03 April 2024

March wrap-up and April goals

  

March reads

March wrap-up

  • Finished: 9
  • Started but not finished: 2
  • Total pages read: 2,137
  • Average rating: 4.06

In March, I finished three modern fiction novels. One of them, Cinasee Pollett’s WildWood Revisited, was a reread, and I will post a review of it later this month. My favorite (new) read in March was Amanda Darcy’s Of Love & Beer (5/5 stars). I also read Tricia Cresswell’s The Midwife (3/5 stars), which unfortunately did not live up to its premise with its disappointing ending.

One of my goals for 2024 was to finally read War and Peace by Leo Tolstoy and I sort of did. The problem was that the translation I chose was a “first version” and it didn’t cross my mind I needed to learn about the publication history behind War and Peace before choosing which translation to read.

Basically, Tolstoy wrote the first version of War and Peace in 1866 and published parts of it in serialized form. However, he was dissatisfied with the ending and later rewrote the book. That version was published in 1869, and is what people refer to when they speak of War and Peace. The first version has a different ending and some other differences as well. No wonder I thought this book occasionally read like a first draft. So now I probably need to read the other version or at least the ending to see how the versions differ. I know that in the first version at least some characters who die in the 1869 War and Peace do not die in the 1866 version.


Ancient Texts Project

I also continued my ancient texts project where I’m reading translations of some ancient Greek and Latin works. I finished five books. First was Marcus Aurelius’s Meditations, which is a collection of diary-type entries or short aphorisms. If you want to learn more about Stoic philosophy, this book is a great starting point.

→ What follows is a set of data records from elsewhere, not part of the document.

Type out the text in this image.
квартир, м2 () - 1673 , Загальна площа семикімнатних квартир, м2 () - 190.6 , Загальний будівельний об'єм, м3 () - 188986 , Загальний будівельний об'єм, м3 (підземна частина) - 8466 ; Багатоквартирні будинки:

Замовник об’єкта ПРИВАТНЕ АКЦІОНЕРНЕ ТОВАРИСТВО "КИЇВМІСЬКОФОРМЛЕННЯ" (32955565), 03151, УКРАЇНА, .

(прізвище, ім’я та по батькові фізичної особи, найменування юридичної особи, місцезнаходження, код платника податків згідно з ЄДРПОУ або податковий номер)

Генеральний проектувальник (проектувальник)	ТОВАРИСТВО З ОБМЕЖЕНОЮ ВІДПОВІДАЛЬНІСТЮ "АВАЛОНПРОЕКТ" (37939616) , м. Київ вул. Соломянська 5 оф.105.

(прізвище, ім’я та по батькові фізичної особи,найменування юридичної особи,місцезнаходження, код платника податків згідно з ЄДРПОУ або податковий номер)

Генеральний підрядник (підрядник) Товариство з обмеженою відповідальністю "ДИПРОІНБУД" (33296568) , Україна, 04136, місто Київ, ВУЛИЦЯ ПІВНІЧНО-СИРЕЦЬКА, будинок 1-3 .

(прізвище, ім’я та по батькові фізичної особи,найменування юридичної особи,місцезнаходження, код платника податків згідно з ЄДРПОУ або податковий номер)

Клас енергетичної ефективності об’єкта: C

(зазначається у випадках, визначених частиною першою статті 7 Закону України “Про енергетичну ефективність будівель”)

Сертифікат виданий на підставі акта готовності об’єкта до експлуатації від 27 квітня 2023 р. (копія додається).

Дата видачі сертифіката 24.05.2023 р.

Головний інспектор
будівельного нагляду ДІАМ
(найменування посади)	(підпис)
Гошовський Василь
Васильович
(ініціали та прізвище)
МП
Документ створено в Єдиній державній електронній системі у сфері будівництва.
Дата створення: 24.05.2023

Secondly, I finished The Complete Plays of Sophocles. My English translation is a Signet Classics edition which has all seven surviving plays by Sophocles. Besides the Oedipus cycle (Oedipus the King, Oedipus at Colonus, and Antigone), it includes translations of Ajax, Electra, Philoctetes, and The Women of Trachis. Ajax, Electra, and Philoctetes narrate events during and after the Trojan War, while The Women of Trachis is about the death of Heracles. I enjoyed Paul Roche’s translations, and the book also has a great afterword and notes for theatrical productions.

I read three translations of ancient epic poetry. Two were short translations made in the 19th century, of the sixth book of Homer’s Odyssey and the first book of Virgil’s The Aeneid. Those translation were quite old-fashioned, but it’s nice to see how ancient classics were translated into Finnish already in the 19th century. The third was a prose translation of Homer’s Odyssey. The edition behind that translation considers a lot of things in the Odyssey as later additions and interpolations, and the translator left them out from his translation, so this translation was shorter than Odyssey usually is.


April hopefuls

April hopefuls
My goals for April are a bit more modest in comparison, as I’m only planning to finish three books, continue reading one, and to start reading one book. I plan to read one modern fiction book, Elizabeth Lim’s The Dragon’s Promise. It’s a Young Adult fantasy and a sequel to Six Crimson Cranes, which was one of my favorite reads in 2023. I’m excited to continue with the series.

I will continue reading Fyodor Dostoevsky’s The Brother’s Karamazov. The rest are part of my ancient texts project. I’ll finish Euripides’s Medea and Virgil’s The Aeneid. Medea is my favorite ancient Greek tragedy, and the edition I’m reading this month has four different translations as well as essays on the tragedy. I will also start reading a collection of Sappho’s and Alcaeus’s poetry.